病態としてはNaチャンネルの先天的異常があることが指摘されており、SCN5Aをはじめいくつかの遺伝子変異が指摘されているが、そのような異常が指摘できるのは15~30%にすぎない。発作は、副交感神経緊張時や交感神経緊張低下時に起こることが多く、典型的な例では、40歳台の男子が副交交感神経緊張状態に傾いている夜間就寝中に突然死を起こすパターンである。VFを生じて除細動に成功した場合、すぐに後述するような植込み式除細動器をすみやかに導入できるとは限らないため、急性期のVF予防目的の薬物療法としては、β刺激薬であるイソプロテレノール(プロタノール®)が用いられる。慢性期のVF再発予防にはキニジン(キニジン®)、シロスタゾール(シロスタゾール®、プレタール®)、ベプリジル(ベプリコール®)などの効果が報告されてはいるが、予防効果は不十分であるため、植込み型除細動器(implantable cardioverter defibrillater; ICD)が必要となる。有症状症例の治療は、ICD植込み術の適応となる。今回の場合は、VFの発作が確認されているが、もし心電図所見はあるものの、心原性の意識消失のエピソードだったのかどうかはっきりしない場合にはICD植込みの適応を決めるために心臓電気生理学的検査が考慮される。突然死の家族歴があるかどうか、これまでに意識消失された既往があるかどうか、などについても問診しておく必要がある。何らかの症状を呈したことがある症候性Brugada症候群と、症状を呈したことがない無症候性Brugada症候群とに分類した場合、無症候性Brugada症候群のリクス解析がされているが、日本においては特に家族歴の重要性が指摘されている。無症候性Brugada症候群の患者が発作を起こす頻度は100人経過観察した場合2年に1人程度(全症例の0.4%)とされている。これに対して症候性Brugada症候群の場合、発作発生率は年10~15%程度とされている。Naチャンネル阻害薬であるピルシカイニド(サンリズム®)1 mg/kg体重を10分間で静注負荷によりcoved型の波形が顕在化する場合がある。

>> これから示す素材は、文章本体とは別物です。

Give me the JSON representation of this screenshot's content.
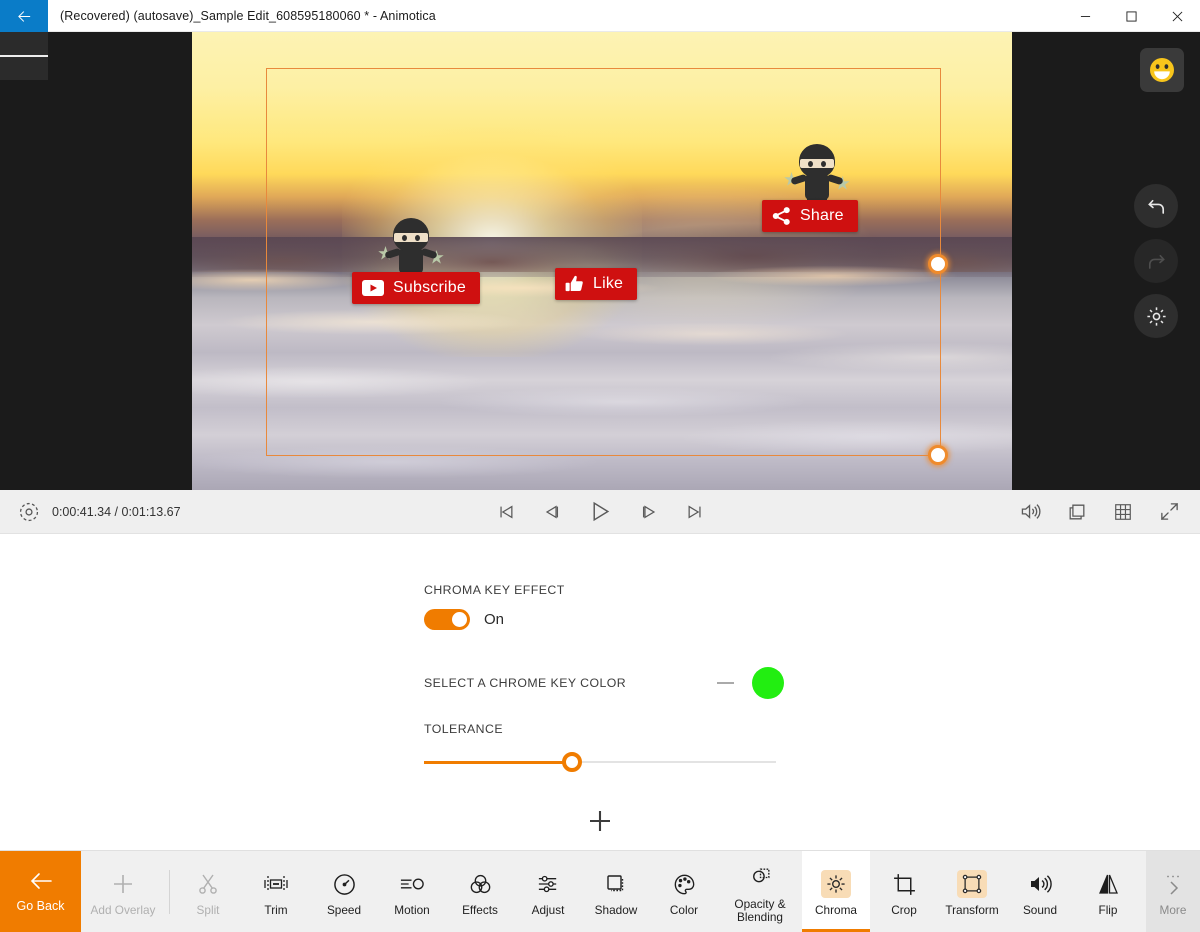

図1:意識回復直後の12誘導心電図。明らかなP波は認められず。正常QRS幅を有する波形が不規則に認められる。ところどころf波と思われるところもある。V1、V2のQRSはrSR’波となりcoved型のST上昇と陰性T波が認められる。典型的なBrugada症候群と診断できる。
解答:(1)(c) (2)(a)
実際の症例では
今回の症例では家族歴も既往歴もなかった。心房細動の心電図に変化した段階で入院となった。同日夕刻に再度心電図をとったところ、心房細動は自然に停止して洞調律となっており、V3誘導でsaddleback型となっていた。入院2日目の心電図も図3に示す。入院中に心臓カテーテル検査を施行し、有意な冠動脈狭窄はないことも確認し、ピルシカイニド50 mgを負荷したところ、saddleback型からcoved型への移行がみられた。ピルシカイニド負荷のもとで心室細動の誘発性も検討したが(詳細はかなり専門的になるため割愛)、むしろ誘発性は低下している結果だった。しかしVTによる失神発作の確認例であり、本人、家人にICDの適応と説明し植込み術が施行された。
図2:入院初日の夕刻の心電図。心房細動は自然に停止して洞調律となっている。V3誘導はsaddleback型となっている。
図3:入院2日目の12誘導心電図。V1でcoved型、V2でsaddleback型を呈している。